6.      Reusable wipes can help save you even more money, you can make your own using towels/face cloths and hemming around the edges to prevent fraying. Tupperware boxes make great containers to keep your wipe solution in.

7.      You can make your own fleece liners by cutting a washed fleece blanket. Use a liner/insert as a guide.

8.      To wash efficiently always wash a full load of nappies at a time, (this will vary depending on the size of your wash drum, but around 12-15 nappies is sufficient)

9.      If you do not have enough nappies to wash a full load you can always pop some towels in.

10.   Nothing beats the sun and wind to dry your nappies, Where possible dry your nappies on the line.

11.   If drying outside is not possible, then you can use a clothes airier or a radiator airier to dry them inside, ensuring there is enough ventilation in the room you choose to dry them in.

12.   Pretty prints might be lovely but you don’t often see them. Focus on function not form.

 

 

4 Comments

  1. 11th January 2017 / 5:59 pm

    Wish we had been able to use cloth nappies when our daughter was small – we lived with my MIL at the time and she wouldn’t let us wash them in the washing machine!

  2. 11th January 2017 / 6:14 pm

    I wish I had tried cloth nappies with my daughter . There isn’t a lot of suppport by me for this . A cloth nappy library would be awesome

  3. 11th January 2017 / 7:26 pm

    Some fab tips here! I have been using cloth nappies with my daughter since she was 4 months! Hoping to save them and use with any future children (i am a fan of custom made pretties!) I got lots of my nappies from pre-loved facebook pages!

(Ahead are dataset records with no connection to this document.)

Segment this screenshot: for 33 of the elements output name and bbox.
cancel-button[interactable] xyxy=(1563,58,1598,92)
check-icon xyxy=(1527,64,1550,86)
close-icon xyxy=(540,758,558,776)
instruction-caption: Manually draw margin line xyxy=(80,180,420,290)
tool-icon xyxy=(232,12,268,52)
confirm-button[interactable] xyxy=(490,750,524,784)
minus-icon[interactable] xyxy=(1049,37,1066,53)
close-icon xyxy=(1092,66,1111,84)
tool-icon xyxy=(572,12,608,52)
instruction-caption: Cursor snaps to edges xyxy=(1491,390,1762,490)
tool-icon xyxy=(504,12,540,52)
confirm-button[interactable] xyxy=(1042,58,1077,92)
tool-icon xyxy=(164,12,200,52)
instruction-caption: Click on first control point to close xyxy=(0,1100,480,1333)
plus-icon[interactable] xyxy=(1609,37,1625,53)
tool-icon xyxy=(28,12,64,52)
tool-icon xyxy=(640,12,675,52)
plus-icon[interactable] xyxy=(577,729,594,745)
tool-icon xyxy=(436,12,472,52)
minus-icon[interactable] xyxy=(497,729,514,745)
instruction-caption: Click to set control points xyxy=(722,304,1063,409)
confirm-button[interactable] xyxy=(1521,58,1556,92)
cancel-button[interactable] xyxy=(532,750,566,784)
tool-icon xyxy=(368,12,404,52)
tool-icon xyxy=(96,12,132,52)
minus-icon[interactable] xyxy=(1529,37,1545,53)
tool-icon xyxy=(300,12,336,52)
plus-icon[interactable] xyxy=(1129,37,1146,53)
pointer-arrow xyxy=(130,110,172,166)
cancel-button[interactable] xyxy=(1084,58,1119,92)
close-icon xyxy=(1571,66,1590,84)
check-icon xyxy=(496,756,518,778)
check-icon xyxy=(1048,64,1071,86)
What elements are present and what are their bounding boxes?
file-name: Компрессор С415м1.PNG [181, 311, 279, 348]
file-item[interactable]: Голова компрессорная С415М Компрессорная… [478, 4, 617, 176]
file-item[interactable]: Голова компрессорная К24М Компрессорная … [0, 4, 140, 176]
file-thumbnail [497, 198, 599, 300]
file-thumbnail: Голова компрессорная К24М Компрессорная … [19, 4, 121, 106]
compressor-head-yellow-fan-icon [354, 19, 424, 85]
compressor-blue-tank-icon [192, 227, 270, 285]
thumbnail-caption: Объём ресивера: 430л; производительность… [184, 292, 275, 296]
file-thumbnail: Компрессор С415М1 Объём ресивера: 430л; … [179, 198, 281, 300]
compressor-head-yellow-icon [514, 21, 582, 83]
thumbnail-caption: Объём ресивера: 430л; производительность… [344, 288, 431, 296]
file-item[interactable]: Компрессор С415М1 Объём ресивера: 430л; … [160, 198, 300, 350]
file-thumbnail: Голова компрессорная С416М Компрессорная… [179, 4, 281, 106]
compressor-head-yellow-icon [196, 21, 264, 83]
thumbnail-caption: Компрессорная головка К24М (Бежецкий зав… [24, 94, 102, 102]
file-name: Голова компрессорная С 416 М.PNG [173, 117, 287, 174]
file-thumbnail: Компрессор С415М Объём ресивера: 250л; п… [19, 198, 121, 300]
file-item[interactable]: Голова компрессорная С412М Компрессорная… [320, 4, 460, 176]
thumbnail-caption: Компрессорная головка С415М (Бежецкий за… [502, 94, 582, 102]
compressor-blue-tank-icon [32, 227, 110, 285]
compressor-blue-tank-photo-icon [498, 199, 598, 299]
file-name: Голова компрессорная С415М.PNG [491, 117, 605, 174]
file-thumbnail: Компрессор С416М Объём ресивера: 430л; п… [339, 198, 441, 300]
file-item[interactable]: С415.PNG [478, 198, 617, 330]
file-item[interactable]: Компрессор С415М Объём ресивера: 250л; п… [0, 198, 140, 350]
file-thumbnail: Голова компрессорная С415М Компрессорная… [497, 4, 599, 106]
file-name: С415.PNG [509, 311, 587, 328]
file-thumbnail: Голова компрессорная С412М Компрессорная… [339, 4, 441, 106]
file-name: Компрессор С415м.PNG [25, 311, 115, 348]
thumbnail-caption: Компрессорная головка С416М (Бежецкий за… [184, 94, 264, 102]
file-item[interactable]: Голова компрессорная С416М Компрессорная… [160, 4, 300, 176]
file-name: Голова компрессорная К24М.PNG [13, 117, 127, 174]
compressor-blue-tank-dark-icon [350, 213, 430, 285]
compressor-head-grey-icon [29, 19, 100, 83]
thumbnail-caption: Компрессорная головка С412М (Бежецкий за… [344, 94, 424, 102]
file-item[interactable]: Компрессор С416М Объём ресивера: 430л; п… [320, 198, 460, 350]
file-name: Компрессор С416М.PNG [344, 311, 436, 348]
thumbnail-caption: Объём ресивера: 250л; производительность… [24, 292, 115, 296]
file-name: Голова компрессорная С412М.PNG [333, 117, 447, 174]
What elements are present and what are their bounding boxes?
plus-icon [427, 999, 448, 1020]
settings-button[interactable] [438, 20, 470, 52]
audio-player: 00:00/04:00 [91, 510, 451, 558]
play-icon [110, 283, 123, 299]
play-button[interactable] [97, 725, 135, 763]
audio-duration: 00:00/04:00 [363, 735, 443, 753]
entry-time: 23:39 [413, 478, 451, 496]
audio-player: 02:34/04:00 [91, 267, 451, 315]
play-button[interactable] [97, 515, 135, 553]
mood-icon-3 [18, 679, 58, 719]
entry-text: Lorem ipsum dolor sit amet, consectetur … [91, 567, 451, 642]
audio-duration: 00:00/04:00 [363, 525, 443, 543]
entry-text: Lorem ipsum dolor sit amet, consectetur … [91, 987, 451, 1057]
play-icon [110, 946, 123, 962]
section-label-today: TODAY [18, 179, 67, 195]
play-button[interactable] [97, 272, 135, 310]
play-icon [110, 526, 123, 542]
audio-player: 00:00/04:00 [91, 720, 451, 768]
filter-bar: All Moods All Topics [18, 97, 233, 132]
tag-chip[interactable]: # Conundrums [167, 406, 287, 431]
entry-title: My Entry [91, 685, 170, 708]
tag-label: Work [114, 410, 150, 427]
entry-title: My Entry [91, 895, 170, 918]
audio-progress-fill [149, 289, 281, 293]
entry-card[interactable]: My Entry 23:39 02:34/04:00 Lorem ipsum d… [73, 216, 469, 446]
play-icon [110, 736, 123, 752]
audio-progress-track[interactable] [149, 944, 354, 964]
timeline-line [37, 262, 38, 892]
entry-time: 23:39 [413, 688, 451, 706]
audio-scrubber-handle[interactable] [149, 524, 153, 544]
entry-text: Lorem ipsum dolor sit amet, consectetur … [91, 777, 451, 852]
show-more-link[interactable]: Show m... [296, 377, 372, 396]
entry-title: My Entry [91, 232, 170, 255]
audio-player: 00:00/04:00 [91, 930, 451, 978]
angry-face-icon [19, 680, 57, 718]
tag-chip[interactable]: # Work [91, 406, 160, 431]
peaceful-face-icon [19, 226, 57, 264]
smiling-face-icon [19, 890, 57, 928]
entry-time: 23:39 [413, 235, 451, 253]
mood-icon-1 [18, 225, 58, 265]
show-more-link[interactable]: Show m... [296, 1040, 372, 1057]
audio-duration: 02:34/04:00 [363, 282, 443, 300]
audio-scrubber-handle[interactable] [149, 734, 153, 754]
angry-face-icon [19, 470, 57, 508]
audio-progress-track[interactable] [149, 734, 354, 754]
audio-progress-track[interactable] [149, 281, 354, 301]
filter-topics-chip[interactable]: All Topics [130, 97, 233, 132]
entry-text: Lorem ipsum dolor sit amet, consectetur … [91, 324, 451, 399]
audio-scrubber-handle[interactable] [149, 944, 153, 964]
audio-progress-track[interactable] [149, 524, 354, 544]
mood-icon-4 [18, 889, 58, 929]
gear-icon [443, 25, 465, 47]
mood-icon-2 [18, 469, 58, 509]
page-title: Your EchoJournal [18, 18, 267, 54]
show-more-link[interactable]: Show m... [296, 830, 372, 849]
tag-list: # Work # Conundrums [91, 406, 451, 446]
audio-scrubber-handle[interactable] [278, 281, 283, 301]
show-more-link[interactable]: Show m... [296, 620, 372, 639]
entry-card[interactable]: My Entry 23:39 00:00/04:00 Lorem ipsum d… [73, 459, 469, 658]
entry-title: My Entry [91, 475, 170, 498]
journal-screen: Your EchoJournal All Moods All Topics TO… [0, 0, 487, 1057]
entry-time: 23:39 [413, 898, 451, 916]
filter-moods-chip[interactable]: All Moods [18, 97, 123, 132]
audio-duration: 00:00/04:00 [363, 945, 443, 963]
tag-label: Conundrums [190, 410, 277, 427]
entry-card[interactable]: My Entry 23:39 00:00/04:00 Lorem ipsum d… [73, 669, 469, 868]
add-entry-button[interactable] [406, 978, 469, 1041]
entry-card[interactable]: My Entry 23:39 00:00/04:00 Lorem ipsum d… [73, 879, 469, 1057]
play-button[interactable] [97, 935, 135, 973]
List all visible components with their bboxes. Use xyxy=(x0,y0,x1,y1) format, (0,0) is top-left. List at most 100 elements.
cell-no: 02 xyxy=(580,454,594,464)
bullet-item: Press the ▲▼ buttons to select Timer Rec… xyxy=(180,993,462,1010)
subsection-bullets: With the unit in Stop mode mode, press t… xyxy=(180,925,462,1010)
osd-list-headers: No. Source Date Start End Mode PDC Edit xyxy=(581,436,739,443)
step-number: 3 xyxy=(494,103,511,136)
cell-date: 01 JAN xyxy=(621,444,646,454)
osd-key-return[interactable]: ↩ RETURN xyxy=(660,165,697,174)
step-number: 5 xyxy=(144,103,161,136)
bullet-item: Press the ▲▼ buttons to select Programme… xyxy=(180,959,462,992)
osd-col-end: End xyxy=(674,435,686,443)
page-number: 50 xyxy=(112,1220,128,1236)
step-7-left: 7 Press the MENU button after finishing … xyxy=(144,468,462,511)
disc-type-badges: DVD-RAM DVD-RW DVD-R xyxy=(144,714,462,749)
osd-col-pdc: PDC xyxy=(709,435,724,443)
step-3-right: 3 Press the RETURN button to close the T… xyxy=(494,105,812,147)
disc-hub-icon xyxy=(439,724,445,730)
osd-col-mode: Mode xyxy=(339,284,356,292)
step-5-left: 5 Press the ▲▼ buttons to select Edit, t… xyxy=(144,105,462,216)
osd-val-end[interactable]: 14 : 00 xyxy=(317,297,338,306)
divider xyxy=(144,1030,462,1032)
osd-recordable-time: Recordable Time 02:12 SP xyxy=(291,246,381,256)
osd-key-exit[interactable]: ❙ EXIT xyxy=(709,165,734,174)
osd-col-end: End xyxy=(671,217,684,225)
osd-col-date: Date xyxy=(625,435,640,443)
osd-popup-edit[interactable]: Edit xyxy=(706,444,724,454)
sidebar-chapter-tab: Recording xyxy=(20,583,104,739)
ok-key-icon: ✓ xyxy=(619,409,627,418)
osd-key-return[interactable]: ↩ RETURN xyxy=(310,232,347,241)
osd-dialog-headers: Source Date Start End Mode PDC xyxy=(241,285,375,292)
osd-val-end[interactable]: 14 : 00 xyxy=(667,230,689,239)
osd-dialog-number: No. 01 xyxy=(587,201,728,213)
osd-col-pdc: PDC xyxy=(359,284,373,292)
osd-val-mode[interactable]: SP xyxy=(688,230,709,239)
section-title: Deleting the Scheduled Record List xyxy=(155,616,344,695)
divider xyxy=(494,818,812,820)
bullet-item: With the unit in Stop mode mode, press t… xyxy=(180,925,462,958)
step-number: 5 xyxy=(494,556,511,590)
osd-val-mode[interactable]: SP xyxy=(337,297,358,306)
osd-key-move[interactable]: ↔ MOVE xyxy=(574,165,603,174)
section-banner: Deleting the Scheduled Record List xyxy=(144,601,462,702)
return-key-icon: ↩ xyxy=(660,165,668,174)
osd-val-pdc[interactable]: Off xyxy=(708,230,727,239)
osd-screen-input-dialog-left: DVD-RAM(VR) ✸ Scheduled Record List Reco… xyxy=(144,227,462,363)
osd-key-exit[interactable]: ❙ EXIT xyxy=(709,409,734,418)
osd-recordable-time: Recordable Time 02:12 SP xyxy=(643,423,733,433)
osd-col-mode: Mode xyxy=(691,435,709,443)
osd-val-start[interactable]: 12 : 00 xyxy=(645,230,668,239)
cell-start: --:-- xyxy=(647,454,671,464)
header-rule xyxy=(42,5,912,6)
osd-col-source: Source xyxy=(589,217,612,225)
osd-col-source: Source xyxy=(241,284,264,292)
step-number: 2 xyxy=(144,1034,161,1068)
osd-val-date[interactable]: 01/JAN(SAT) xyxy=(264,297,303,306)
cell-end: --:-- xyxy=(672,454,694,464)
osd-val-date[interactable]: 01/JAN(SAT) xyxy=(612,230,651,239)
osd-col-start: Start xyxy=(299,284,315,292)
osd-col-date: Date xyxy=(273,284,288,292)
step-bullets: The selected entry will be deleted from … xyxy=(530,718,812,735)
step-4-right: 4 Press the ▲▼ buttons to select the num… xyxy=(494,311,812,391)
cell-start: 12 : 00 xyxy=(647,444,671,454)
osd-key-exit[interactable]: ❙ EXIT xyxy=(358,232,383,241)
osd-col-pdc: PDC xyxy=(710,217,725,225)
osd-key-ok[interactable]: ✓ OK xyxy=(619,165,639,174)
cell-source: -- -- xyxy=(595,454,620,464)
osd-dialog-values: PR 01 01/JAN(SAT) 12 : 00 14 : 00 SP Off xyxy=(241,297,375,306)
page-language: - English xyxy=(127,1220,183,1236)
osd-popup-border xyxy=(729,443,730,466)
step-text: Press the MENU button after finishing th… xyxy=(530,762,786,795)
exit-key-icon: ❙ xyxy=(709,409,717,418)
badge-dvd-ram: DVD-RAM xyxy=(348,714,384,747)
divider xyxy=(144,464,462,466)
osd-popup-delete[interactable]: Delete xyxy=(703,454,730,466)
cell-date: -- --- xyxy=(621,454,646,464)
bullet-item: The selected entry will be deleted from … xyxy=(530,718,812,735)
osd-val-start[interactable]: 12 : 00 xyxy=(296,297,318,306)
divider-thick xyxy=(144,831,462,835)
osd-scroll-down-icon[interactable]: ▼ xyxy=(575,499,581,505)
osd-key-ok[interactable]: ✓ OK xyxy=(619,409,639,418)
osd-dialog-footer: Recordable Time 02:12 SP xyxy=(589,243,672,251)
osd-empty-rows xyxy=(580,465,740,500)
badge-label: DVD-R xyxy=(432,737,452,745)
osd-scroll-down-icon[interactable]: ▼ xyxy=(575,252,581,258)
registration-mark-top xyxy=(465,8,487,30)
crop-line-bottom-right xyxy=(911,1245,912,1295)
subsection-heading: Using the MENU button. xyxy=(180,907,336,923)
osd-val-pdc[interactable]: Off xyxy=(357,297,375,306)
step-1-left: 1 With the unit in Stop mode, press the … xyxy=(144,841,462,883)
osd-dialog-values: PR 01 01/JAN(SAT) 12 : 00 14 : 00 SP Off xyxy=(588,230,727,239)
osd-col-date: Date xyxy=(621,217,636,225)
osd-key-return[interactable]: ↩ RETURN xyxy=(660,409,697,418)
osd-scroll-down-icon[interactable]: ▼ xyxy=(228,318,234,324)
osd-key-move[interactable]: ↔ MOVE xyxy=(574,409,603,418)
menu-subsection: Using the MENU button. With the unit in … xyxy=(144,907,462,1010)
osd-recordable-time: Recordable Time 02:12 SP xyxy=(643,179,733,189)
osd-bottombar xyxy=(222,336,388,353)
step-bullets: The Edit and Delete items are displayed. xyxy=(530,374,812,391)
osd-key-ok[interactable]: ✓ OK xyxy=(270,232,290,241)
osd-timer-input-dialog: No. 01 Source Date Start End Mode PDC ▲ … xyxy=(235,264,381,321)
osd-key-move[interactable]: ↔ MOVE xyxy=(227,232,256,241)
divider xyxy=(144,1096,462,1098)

  4. 5th April 2017 / 6:49 pm

    I found a cloth nappy starter kit at my local NCT Nearly-New sale when I was pregnant with my first child. The nappies are still going strong with our second daughter, good old-fashioned Terry nappies. We use Nappy Nippas (available on Amazon and eBay) instead of safety pins. They are much easier. I am also a fan of Tots Bots, mostly sourced secondhand online.